W. Robertson

Personal information
- Place of birth: Dundee, Scotland
- Position: Forward

Youth career
- Boys of Dundee

Senior career*
- Years: Team / Apps / (Gls)
- Strathmore
- 1889–1891: Sheffield United / 16 / (3)

= W. Robertson =

Scottish footballer

'W. Robertson was a Scottish footballer who played as a forward for Sheffield United.

==Playing career==
Reported as 'hailing from' Dundee, Robertson was one of a number of Scots who travelled South to sign for Sheffield United in 1889 following the club's advertisements for players published in the Scottish press earlier that year. Signed by the club following a trail, Robertson played in all of United's first 84 games although the majority of these were friendly fixtures.
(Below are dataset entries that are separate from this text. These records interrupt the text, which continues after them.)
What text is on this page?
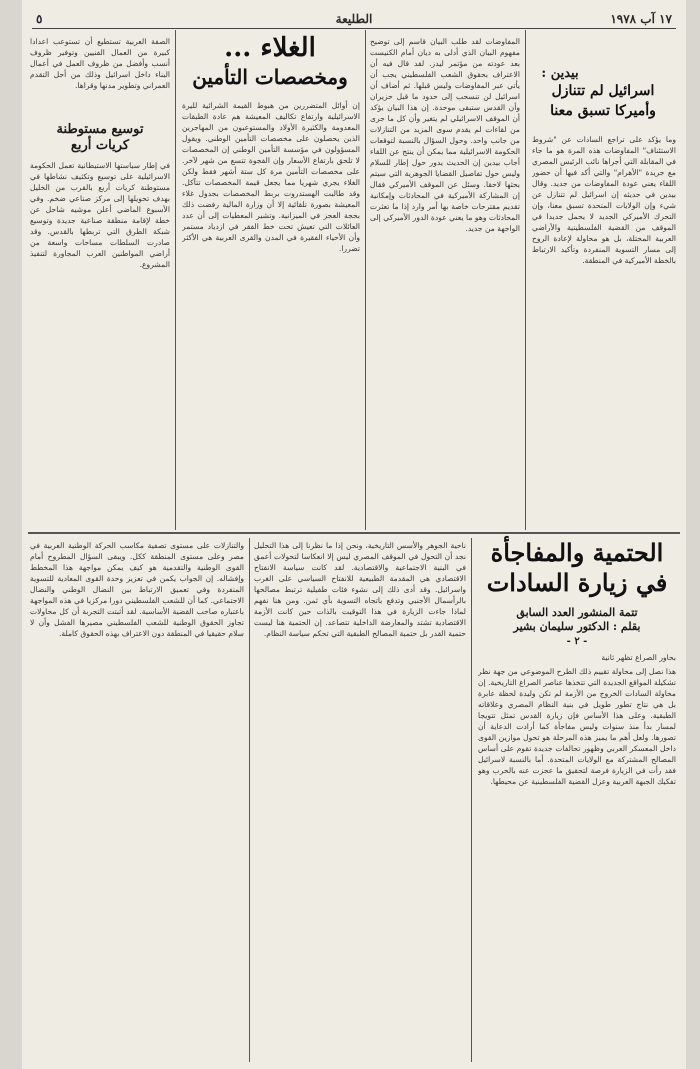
١٧ آب ١٩٧٨
الطليعة
٥
بيدين :
اسرائيل لم تتنازل
وأميركا تسبق معنا
وما يؤكد على تراجع السادات عن "شروط الاستئناف" المفاوضات هذه المرة هو ما جاء في المقابلة التي أجراها نائب الرئيس المصري مع جريدة "الأهرام" والتي أكد فيها أن حضور اللقاء يعني عودة المفاوضات من جديد. وقال بيدين في حديثه إن اسرائيل لم تتنازل عن شيء وإن الولايات المتحدة تسبق معنا، وإن التحرك الأميركي الجديد لا يحمل جديدا في الموقف من القضية الفلسطينية والأراضي العربية المحتلة، بل هو محاولة لإعادة الروح إلى مسار التسوية المنفردة وتأكيد الارتباط بالخطة الأميركية في المنطقة.
المفاوضات لقد طلب البيان قاسم إلى توضيح مفهوم البيان الذي أدلى به ديان أمام الكنيست بعد عودته من مؤتمر ليدز. لقد قال فيه أن الاعتراف بحقوق الشعب الفلسطيني يجب أن يأتي عبر المفاوضات وليس قبلها. ثم أضاف أن اسرائيل لن تنسحب إلى حدود ما قبل حزيران وأن القدس ستبقى موحدة. إن هذا البيان يؤكد أن الموقف الاسرائيلي لم يتغير وأن كل ما جرى من لقاءات لم يقدم سوى المزيد من التنازلات من جانب واحد. وحول السؤال بالنسبة لتوقعات الحكومة الاسرائيلية مما يمكن أن ينتج عن اللقاء أجاب بيدين إن الحديث يدور حول إطار للسلام وليس حول تفاصيل القضايا الجوهرية التي سيتم بحثها لاحقا. وسئل عن الموقف الأميركي فقال إن المشاركة الأميركية في المحادثات وإمكانية تقديم مقترحات خاصة بها أمر وارد إذا ما تعثرت المحادثات وهو ما يعني عودة الدور الأميركي إلى الواجهة من جديد.
الغلاء ...
ومخصصات التأمين
إن أوائل المتضررين من هبوط القيمة الشرائية لليرة الاسرائيلية وارتفاع تكاليف المعيشة هم عادة الطبقات المعدومة والكثيرة الأولاد والمستوعبون من المهاجرين الذين يحصلون على مخصصات التأمين الوطني. ويقول المسؤولون في مؤسسة التأمين الوطني إن المخصصات لا تلحق بارتفاع الأسعار وإن الفجوة تتسع من شهر لآخر. على مخصصات التأمين مرة كل ستة أشهر فقط ولكن الغلاء يجري شهريا مما يجعل قيمة المخصصات تتآكل. وقد طالبت الهستدروت بربط المخصصات بجدول غلاء المعيشة بصورة تلقائية إلا أن وزارة المالية رفضت ذلك بحجة العجز في الميزانية. وتشير المعطيات إلى أن عدد العائلات التي تعيش تحت خط الفقر في ازدياد مستمر وأن الأحياء الفقيرة في المدن والقرى العربية هي الأكثر تضررا.
الصفة العربية تستطيع أن تستوعب اعدادا كبيرة من العمال الفنيين وتوفير ظروف أنسب وأفضل من ظروف العمل في أعمال البناء داخل اسرائيل وذلك من أجل التقدم العمراني وتطوير مدنها وقراها.
توسيع مستوطنة
كريات أربع
في إطار سياستها الاستيطانية تعمل الحكومة الاسرائيلية على توسيع وتكثيف نشاطها في مستوطنة كريات أربع بالقرب من الخليل بهدف تحويلها إلى مركز صناعي ضخم. وفي الأسبوع الماضي أعلن موشيه شاحل عن خطة لإقامة منطقة صناعية جديدة وتوسيع شبكة الطرق التي تربطها بالقدس. وقد صادرت السلطات مساحات واسعة من أراضي المواطنين العرب المجاورة لتنفيذ المشروع.
الحتمية والمفاجأة
في زيارة السادات
تتمة المنشور العدد السابق
بقلم : الدكتور سليمان بشير
- ٢ -
بحاور الصراع تظهر ثانية
هذا نصل إلى محاولة تقييم ذلك الطرح الموضوعي من جهة نظر تشكيلة المواقع الجديدة التي تتخذها عناصر الصراع التاريخية. إن محاولة السادات الخروج من الأزمة لم تكن وليدة لحظة عابرة بل هي نتاج تطور طويل في بنية النظام المصري وعلاقاته الطبقية. وعلى هذا الأساس فإن زيارة القدس تمثل تتويجا لمسار بدأ منذ سنوات وليس مفاجأة كما أرادت الدعاية أن تصورها. ولعل أهم ما يميز هذه المرحلة هو تحول موازين القوى داخل المعسكر العربي وظهور تحالفات جديدة تقوم على أساس المصالح المشتركة مع الولايات المتحدة. أما بالنسبة لاسرائيل فقد رأت في الزيارة فرصة لتحقيق ما عجزت عنه بالحرب وهو تفكيك الجبهة العربية وعزل القضية الفلسطينية عن محيطها.
ناحية الجوهر والأسس التاريخية، ونحن إذا ما نظرنا إلى هذا التحليل نجد أن التحول في الموقف المصري ليس إلا انعكاسا لتحولات أعمق في البنية الاجتماعية والاقتصادية. لقد كانت سياسة الانفتاح الاقتصادي هي المقدمة الطبيعية للانفتاح السياسي على الغرب واسرائيل. وقد أدى ذلك إلى نشوء فئات طفيلية ترتبط مصالحها بالرأسمال الأجنبي وتدفع باتجاه التسوية بأي ثمن. ومن هنا نفهم لماذا جاءت الزيارة في هذا التوقيت بالذات حين كانت الأزمة الاقتصادية تشتد والمعارضة الداخلية تتصاعد. إن الحتمية هنا ليست حتمية القدر بل حتمية المصالح الطبقية التي تحكم سياسة النظام.
والتنازلات على مستوى تصفية مكاسب الحركة الوطنية العربية في مصر وعلى مستوى المنطقة ككل. ويبقى السؤال المطروح أمام القوى الوطنية والتقدمية هو كيف يمكن مواجهة هذا المخطط وإفشاله. إن الجواب يكمن في تعزيز وحدة القوى المعادية للتسوية المنفردة وفي تعميق الارتباط بين النضال الوطني والنضال الاجتماعي. كما أن للشعب الفلسطيني دورا مركزيا في هذه المواجهة باعتباره صاحب القضية الأساسية. لقد أثبتت التجربة أن كل محاولات تجاوز الحقوق الوطنية للشعب الفلسطيني مصيرها الفشل وأن لا سلام حقيقيا في المنطقة دون الاعتراف بهذه الحقوق كاملة.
He also scored the club's first goal (in their first ever fixture against Notts Rangers in September 1889), was the first player to score a hat-trick for the club (October 1889 against Sheffield Exchange) and was the first United player to be sent off (March 1890 against Rotherham Town.)

During the club's second season Robertson played fewer and fewer games and was released in the summer of 1891 although there were no contemporary reports in the local media as to what happened to him after that.

==Post-playing career==
It was reported in 1908 that Robertson was then residing in Haileybury in Ontario, Canada where he was coaching football.